Des qualités qui ont fait naître des préjugés sexistes

Repérant le filon, la célèbre revue National Geographic exploita au maximum cette imagerie féminine. Dès le numéro d’août 1963, note Chris Herzfeld, le magazine mit en scène un bébé singe tendant la main à Jane Goodall. Une jolie femme blonde, Jane, « sorte de Grâce Kelly de la primatologie » propre à alimenter « les fantasmes occidentaux », commente la scientifique.
De leur côté, les hommes n’ont pas hésité pas à nourrir leurs observations sur le terrain de préjugés sexistes. Jusqu’à l’exemple, caricatural et pourtant repris par de nombreux spécialistes, de l’utilisation fréquente des morceaux de bois chez les grands singes: si c’est un mâle, il les manipule forcément pour en faire une arme. Si c’est une femelle, elle s’en sert, évidemment, « pour jouer à la poupée ». Aux premiers, la domination, la capacité à créer des outils et la fonction de protection du groupe ; aux secondes, l’éducation des petits, la sociabilité et la soumission.

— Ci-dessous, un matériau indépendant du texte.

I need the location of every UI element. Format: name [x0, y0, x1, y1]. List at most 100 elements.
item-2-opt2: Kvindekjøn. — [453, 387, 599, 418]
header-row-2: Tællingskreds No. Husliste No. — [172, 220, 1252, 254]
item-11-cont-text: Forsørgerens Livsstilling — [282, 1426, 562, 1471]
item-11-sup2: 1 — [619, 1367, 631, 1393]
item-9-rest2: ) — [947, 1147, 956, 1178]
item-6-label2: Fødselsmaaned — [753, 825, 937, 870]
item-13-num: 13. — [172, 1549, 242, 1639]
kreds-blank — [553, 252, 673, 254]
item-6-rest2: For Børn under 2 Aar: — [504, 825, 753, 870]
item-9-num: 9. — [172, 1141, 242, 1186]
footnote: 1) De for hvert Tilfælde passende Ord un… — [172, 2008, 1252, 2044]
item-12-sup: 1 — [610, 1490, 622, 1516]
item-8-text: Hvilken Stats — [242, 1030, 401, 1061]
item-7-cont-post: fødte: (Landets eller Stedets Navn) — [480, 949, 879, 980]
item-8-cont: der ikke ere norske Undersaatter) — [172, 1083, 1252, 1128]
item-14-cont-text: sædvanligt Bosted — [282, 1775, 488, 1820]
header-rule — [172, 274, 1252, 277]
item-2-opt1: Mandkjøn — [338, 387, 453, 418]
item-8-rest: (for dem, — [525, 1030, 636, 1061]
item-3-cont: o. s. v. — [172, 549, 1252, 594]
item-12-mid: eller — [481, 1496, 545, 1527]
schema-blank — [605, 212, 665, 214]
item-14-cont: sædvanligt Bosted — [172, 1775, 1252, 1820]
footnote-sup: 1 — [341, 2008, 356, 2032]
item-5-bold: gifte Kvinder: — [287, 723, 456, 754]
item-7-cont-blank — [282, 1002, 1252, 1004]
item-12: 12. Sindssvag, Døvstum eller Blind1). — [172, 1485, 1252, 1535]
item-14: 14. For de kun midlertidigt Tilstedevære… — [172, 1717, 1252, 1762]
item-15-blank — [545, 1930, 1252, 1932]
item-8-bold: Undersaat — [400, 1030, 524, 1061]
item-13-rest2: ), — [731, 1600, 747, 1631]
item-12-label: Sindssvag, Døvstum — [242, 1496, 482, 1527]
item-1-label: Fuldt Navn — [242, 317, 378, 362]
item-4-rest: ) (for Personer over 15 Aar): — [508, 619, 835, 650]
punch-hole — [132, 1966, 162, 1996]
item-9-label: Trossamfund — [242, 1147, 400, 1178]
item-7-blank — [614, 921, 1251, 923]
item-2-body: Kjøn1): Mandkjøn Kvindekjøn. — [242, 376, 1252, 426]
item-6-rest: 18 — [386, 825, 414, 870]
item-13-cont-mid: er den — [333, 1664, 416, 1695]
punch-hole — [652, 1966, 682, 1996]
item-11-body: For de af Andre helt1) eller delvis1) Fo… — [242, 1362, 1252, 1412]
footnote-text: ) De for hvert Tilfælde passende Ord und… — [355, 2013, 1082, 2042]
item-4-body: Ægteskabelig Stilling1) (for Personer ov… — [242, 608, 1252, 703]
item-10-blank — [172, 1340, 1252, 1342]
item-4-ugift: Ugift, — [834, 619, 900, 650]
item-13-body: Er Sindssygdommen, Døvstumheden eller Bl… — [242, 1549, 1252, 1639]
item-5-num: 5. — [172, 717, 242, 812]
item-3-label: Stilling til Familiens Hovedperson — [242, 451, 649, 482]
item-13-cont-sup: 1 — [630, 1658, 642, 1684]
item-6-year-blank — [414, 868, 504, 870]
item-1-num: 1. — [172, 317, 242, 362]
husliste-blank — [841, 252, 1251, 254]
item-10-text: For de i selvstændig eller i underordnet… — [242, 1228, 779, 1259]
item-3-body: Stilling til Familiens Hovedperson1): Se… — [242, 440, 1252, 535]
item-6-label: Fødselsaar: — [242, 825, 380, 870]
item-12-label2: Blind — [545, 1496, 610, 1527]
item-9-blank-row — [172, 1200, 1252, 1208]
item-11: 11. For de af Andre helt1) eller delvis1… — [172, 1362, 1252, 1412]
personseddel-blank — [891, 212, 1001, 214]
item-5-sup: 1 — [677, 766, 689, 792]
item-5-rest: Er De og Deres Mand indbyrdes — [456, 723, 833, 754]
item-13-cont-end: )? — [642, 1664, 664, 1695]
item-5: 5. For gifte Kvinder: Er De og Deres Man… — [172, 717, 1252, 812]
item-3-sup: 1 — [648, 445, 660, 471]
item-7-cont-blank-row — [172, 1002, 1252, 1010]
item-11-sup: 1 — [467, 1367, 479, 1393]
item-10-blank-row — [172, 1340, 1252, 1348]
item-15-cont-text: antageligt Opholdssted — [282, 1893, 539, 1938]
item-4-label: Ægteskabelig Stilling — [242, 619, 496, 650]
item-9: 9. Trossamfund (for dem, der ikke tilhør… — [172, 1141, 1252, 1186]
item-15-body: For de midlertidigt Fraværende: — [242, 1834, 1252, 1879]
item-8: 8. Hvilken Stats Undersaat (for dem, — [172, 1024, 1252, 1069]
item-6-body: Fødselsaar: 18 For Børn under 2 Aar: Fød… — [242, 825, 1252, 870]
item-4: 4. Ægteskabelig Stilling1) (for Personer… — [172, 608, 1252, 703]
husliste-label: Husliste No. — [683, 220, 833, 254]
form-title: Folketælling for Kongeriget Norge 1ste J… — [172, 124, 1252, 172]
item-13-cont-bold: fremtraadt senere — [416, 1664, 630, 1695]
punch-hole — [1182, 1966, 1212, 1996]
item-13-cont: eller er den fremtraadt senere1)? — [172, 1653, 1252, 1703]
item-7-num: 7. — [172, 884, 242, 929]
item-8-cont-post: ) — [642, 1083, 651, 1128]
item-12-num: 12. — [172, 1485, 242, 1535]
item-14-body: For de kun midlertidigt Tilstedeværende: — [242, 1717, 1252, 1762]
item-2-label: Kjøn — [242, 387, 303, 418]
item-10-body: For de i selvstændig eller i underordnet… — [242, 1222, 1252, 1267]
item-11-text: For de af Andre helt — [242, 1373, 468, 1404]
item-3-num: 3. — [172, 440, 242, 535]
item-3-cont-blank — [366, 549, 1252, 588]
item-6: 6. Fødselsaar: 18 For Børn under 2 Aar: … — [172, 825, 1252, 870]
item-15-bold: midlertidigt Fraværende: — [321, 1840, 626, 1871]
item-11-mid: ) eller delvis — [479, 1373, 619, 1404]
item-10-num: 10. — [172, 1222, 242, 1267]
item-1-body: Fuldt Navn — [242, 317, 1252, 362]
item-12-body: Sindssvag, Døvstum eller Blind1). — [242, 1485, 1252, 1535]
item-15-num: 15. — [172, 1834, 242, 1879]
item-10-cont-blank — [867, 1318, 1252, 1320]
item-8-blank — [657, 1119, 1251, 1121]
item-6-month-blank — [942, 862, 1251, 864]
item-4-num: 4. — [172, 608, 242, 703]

Tant pis si, dans la réalité, les choses se révèlent plus subtiles. Chez les bonobos, par exemple, l’agressivité n’est pas, loin s’en faut, le seul fait des mâles. De même, chez les babouins, la hiérarchie fine à l’intérieur de la tribu est dans les faits assurée par les femelles. Ces observations-là, vérifiées à de nombreuses reprises par des primatologues femmes, n’ont pas été mises en avant dans les revues scientifiques, quasiment toutes dirigées par un (et non pas une) responsable. En matière de sciences, la femme n’est toujours pas un homme comme les autres.